Cabinet reshuffle: David Jones promoted to Welsh secretary
David Jones has been promoted to Welsh secretary in David Cameron's cabinet reshuffle.
The Clwyd West MP said he was honoured to take over from Cheryl Gillan, who returns to the back benches.
He had served under her as a junior minister in the Wales Office since the coalition came to power in 2010.
It is a victory for Welsh Tories, who wanted a successor to Mrs Gillan, whose constituency is in Buckinghamshire, to be an MP with a Welsh seat.
She said it had been a "great privilege to serve in the cabinet".
A source close to her said she was very disappointed to be leaving the post.
Describing himself as a "proud Welshman", Mr Jones said: "Like most Welsh people, I have a huge ambition to see the quality of life in Wales flourish and prosper.
"As secretary of state, I will be making it my business to ensure that the efforts of the Wales Office are concentrated to that end."
Administrations in London and Cardiff must make every effort to work together, he said.
"I therefore intend to offer to the Welsh government my department's fullest cooperation in working to improve the lives of people in Wales," he added.
"In return, I would hope and expect that the first minister and his Cabinet will work closely with us to achieve that aim."
His first phone call was to the Conservative leader in the Welsh assembly, Andrew RT Davies, then to First Minister Carwyn Jones.
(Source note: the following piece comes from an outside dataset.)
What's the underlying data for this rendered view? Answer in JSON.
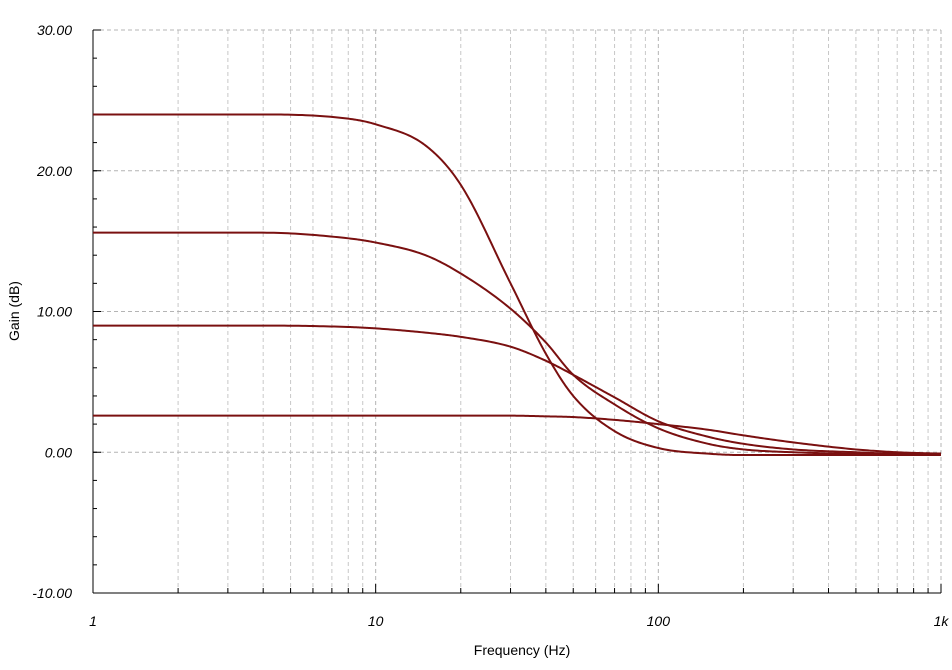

Mr Davies thanked Mrs Gillan and cited a UK government pledge to upgrade railways in south Wales and the passage of last year's referendum to give the assembly direct law-making powers as her successes.
Mr Davies said: "I now look forward to continuing a close relationship with David Jones, who I know will do an excellent job in the role of secretary of state for Wales."
Mr Jones is the 16th secretary of state and the first to have been an AM, having sat in the assembly from 2002 to 2003.
A solicitor and Liverpool FC fan, he was elected as the MP for Clwyd West in 2005 and increased his majority at the last election.
Labour First Minister Mr Jones welcomed the new Welsh secretary and urged him to honour the prime minister's "respect agenda" between London and Cardiff.
The first minister said: "We are in the serious business of delivering for the people of Wales during these extremely difficult economic times. Nothing should deflect either government from this important task.
"To enable this to happen, we need a Wales Office and a secretary of state that shares our aspiration and is prepared to 'bang the drum' for Wales around the Cabinet table. We hope that this will happen."
Opponents in Westminster said the Welsh secretary's first act should be to drop a Wales Office white paper into changing the way the AMs are represented.
Labour says the matter should be decided by the assembly, not parliament.
Shadow Welsh secretary Owen Smith said: "Even more important, however, will be for David Jones to show leadership on the issues that affect people's everyday lives in Wales: jobs, living standards and public investment."
Plaid Cymru leader Leanne Wood said: "I remain to be convinced that there will be any change in Wales' influence at the cabinet table."
Welsh Liberal Democrat leader Kirsty Williams said: "The test for him now is to make sure that Wales is properly represented around the cabinet table."